A significant factor in the success of propped fracturing is the complexity of the created near-wellbore fracture geometry. This paper discusses the cost-effective use of high viscosity gel slugs to reduce near-wellbore complexity (measured as Near Wellbore Pressure Loss or NWBPL) in a high temperature, hard rock environment to a level acceptable for successful fracture stimulation. Determination of a fluid dependent, acceptable level of NWBPL has been obtained through extensive field measurements. Knowledge of this limit assists in determining where gel slugs are required and whether a gel slug injection can be categorised as a success or failure.

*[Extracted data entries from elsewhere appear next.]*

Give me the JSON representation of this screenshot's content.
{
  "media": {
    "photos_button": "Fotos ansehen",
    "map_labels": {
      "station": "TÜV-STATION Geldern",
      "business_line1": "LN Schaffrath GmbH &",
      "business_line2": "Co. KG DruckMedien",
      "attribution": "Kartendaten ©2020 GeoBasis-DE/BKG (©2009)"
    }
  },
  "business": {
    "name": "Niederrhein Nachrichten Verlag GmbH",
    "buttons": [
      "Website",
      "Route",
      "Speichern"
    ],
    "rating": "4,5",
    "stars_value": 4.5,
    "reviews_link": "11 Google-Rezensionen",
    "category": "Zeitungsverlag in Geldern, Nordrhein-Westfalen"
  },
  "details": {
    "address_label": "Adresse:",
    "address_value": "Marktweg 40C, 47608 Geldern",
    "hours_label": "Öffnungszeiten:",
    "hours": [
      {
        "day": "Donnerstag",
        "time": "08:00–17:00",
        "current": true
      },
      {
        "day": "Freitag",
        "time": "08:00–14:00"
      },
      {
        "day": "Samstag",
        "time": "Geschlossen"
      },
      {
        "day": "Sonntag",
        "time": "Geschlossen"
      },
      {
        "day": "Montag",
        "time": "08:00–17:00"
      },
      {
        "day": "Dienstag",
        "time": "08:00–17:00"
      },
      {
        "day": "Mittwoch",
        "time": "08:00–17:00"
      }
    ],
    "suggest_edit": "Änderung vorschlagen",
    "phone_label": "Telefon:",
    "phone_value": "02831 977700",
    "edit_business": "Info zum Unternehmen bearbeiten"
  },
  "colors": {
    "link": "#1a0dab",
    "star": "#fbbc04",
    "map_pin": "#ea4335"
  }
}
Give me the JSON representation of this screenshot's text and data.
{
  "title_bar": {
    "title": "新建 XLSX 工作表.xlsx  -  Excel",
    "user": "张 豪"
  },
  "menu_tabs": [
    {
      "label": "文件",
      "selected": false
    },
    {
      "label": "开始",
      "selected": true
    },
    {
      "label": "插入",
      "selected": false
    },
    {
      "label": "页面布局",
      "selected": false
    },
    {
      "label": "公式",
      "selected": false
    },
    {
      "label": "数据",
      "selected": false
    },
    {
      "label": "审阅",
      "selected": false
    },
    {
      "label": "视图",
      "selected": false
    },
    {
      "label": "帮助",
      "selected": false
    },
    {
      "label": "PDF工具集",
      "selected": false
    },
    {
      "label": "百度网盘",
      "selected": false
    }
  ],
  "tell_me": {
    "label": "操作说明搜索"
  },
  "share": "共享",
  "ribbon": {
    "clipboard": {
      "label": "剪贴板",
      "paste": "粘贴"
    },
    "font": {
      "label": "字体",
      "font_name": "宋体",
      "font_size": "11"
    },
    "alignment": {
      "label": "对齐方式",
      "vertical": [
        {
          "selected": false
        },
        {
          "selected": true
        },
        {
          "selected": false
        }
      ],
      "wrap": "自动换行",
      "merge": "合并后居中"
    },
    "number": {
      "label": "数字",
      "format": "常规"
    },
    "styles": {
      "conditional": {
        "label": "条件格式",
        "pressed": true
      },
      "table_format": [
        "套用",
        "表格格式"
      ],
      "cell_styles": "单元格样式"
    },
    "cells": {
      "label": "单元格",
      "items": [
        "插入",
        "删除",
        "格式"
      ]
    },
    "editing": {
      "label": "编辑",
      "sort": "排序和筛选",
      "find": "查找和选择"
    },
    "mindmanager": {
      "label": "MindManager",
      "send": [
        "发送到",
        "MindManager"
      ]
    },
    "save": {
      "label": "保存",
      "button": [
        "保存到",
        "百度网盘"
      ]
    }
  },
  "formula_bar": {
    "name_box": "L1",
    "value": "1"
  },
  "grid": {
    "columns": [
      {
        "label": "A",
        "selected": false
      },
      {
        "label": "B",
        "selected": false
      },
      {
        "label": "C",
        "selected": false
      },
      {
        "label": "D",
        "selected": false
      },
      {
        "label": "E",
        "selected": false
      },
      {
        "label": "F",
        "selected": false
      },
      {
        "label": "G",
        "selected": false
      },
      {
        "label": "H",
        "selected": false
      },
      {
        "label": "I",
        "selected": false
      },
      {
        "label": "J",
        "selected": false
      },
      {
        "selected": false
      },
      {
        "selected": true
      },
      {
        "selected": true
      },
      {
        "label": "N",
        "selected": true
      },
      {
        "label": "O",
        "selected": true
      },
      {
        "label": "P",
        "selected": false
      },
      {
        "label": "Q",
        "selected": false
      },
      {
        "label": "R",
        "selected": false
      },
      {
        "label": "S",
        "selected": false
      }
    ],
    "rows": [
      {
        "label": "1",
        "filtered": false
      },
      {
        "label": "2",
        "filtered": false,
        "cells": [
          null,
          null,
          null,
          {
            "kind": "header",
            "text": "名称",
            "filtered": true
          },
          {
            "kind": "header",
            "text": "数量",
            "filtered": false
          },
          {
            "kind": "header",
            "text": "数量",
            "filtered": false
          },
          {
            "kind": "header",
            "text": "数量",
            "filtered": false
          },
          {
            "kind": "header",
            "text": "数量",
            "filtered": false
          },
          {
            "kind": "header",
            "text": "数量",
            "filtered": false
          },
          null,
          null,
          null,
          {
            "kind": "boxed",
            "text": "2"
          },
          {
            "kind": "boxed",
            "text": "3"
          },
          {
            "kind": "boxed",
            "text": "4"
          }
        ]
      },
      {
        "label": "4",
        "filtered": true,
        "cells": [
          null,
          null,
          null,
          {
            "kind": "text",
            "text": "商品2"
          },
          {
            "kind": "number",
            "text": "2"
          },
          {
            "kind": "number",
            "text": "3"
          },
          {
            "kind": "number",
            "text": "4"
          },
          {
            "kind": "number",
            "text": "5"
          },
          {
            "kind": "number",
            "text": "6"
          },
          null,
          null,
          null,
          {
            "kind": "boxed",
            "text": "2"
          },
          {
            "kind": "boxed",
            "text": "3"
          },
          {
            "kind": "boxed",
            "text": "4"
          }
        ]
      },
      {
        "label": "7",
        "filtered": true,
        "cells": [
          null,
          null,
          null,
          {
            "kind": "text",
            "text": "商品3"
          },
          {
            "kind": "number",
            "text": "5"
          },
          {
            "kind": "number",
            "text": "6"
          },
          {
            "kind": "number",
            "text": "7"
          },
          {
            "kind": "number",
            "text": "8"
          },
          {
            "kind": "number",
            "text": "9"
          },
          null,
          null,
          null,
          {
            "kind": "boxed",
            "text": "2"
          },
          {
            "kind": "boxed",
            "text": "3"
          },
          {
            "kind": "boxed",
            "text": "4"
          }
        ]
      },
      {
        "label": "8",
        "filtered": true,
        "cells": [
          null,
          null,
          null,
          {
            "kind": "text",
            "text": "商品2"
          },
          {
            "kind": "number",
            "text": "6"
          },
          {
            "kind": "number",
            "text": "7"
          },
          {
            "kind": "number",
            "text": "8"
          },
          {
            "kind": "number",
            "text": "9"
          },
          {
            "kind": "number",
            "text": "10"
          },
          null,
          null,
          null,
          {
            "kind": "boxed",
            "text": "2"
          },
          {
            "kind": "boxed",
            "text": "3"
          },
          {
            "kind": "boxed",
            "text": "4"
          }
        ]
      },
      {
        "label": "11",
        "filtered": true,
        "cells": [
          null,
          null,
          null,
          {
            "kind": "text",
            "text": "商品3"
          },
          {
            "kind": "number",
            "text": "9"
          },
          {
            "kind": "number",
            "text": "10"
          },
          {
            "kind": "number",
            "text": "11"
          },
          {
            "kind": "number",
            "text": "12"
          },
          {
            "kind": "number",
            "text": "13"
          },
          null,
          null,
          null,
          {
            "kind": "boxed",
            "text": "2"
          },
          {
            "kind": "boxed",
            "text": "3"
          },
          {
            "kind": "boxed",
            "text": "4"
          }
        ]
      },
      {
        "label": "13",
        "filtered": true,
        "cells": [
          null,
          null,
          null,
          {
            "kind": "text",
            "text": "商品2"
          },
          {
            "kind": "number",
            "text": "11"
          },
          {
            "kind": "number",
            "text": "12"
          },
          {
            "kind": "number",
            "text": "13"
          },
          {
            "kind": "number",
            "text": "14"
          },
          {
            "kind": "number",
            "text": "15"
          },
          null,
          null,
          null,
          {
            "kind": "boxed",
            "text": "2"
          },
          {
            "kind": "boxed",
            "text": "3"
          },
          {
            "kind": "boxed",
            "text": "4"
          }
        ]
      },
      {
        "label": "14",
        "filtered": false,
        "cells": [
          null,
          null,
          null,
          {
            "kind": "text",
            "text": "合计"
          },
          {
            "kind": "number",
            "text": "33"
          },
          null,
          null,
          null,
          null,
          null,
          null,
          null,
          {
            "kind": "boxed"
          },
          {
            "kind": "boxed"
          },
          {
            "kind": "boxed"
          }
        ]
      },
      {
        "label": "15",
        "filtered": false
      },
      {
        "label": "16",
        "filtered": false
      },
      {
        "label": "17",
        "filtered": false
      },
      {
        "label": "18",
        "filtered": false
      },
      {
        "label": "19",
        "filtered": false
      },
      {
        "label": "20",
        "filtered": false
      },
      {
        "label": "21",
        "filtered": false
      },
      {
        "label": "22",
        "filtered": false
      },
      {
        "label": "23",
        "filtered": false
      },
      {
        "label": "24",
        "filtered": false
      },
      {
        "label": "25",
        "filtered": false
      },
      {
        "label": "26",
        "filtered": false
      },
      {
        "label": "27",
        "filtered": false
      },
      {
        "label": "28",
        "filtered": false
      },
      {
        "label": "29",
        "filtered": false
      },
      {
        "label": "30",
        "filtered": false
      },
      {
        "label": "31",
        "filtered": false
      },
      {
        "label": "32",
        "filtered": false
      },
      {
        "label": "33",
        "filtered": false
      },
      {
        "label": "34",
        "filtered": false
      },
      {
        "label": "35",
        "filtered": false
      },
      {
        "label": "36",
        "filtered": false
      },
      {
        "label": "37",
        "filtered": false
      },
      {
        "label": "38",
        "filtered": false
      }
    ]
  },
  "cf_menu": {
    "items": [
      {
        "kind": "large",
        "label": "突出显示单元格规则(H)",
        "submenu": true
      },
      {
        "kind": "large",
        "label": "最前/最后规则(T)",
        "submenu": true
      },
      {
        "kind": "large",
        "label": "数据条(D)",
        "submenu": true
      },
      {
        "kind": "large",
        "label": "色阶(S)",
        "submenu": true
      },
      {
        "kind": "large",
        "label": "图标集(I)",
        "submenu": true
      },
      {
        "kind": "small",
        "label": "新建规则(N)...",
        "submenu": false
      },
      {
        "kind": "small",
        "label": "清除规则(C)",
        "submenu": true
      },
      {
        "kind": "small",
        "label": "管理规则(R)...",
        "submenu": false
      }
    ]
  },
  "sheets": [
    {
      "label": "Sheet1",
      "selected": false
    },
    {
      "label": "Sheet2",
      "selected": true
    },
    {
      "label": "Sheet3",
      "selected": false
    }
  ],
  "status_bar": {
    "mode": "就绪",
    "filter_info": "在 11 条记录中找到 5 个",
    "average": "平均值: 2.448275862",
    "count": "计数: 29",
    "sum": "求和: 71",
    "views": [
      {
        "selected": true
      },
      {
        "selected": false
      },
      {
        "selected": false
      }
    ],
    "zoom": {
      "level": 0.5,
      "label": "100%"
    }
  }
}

The benefit of using higher viscosity fluids in propped fracture treatments for NWBPL mitigation is well documented. However, in some environments, such as those described herein, use of higher viscosity for the propped treatment would be both cost prohibitive and possibly detrimental to well production. A preferred technique involves the removal of NWBPL with a higher viscosity slug and, once assured of gel slug success through accurate diagnosis, a lower gel loading propped treatment can be conducted.

This paper provides guidelines for field application of the gel slug methodology and discusses its inclusion in a pre-frac injection sequence. Like other NWBPL remediation techniques, gel slugs may not provide immediate positive results. Limitations of this technique and conditions for its appropriate use are also included.